"This is the mother of all elections. Despite all the insinuation and apprehensions, the elections will be free, fair, transparent and peaceful. It is my pledge to the nation," Musharraf said. "The derailed process of democracy is back on track and elections will be on February 18. In the atmosphere of terrorism, no disruption and violence will be allowed," he maintained. Pakistan's "reputation is at stake and to an extent our future depends on this," he said.
Musharraf also rejected accusations of rigging levelled by opponents. "It is not possible to stop some sort of problems at the tactical level on the question of rigging, but we have taken all measures to make it rigging-free," he added.
He also dismissed a series of recent opinion polls by foreign organisations that show his popularity nosediving.

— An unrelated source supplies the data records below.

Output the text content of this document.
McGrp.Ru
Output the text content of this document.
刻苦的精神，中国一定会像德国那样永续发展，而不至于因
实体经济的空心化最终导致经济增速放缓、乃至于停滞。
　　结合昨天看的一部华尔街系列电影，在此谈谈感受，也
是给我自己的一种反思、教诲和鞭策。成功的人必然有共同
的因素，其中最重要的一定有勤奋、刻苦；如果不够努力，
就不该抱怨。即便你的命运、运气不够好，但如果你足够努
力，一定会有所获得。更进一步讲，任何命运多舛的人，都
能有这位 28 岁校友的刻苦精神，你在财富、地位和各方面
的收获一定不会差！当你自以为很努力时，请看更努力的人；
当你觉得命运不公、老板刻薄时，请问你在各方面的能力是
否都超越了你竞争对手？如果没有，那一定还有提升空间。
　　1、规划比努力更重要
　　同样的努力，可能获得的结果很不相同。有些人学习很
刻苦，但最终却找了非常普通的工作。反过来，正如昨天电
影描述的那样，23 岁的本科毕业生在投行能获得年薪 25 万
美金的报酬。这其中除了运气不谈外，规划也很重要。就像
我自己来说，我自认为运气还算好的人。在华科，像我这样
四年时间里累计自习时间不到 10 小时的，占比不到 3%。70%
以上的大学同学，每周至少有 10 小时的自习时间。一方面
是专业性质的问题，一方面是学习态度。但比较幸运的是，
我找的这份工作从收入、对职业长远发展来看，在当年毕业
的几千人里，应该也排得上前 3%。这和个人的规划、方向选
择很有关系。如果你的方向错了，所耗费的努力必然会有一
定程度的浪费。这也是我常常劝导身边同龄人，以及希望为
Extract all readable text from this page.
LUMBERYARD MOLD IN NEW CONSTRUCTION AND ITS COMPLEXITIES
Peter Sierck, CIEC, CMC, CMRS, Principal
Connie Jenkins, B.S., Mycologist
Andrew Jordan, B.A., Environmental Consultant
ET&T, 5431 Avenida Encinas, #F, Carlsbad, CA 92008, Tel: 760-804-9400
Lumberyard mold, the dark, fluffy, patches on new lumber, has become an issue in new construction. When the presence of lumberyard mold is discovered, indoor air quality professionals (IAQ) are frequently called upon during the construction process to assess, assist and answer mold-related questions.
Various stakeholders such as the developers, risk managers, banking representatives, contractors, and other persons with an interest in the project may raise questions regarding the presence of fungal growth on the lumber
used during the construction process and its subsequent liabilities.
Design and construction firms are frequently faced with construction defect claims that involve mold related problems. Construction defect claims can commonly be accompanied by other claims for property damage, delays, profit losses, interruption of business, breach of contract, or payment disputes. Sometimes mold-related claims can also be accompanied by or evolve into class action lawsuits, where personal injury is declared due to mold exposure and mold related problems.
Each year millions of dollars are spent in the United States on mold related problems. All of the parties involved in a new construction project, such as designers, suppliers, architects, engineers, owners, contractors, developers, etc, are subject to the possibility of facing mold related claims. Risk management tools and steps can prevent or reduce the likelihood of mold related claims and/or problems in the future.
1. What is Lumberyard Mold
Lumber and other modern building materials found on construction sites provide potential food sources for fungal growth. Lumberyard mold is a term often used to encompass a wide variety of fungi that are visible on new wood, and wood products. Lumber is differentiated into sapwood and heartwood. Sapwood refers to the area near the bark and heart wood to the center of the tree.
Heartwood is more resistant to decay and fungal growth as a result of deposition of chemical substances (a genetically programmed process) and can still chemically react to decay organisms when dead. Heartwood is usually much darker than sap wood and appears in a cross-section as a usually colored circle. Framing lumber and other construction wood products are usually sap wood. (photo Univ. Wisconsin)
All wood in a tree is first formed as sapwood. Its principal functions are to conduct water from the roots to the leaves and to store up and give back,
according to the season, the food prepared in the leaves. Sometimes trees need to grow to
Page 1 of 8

"They are carrying out opinion polls through NGOs (non-governmental organisations) who abuse us," he said.
Meanwhile, Asif Ali Zardari, the co-chairperson of the opposition Pakistan People's Party (PPP) has warned that he could call for protests if vote fraud denies his party victory in next week's elections.
Expressing confidence that the PPP would form the next government, Zardari was quoted by a foreign news agency as saying in lahore that the lack of impartiality shown by the Election Commission of Pakistan, suggested that the polls could be "pre-rigged".
"We will call for all the political forces to get together, and together we shall decide how to take the people to the streets, how to do political agitation -- enough to get our point of view across," he said in an interview.
Campaigning for Monday's parliamentary elections has so far been subdued, with warnings of further attacks on political gatherings.
"I am less concerned about myself. My major concern is about my supporters, because in every attack they have died in the hundreds," Zardari said.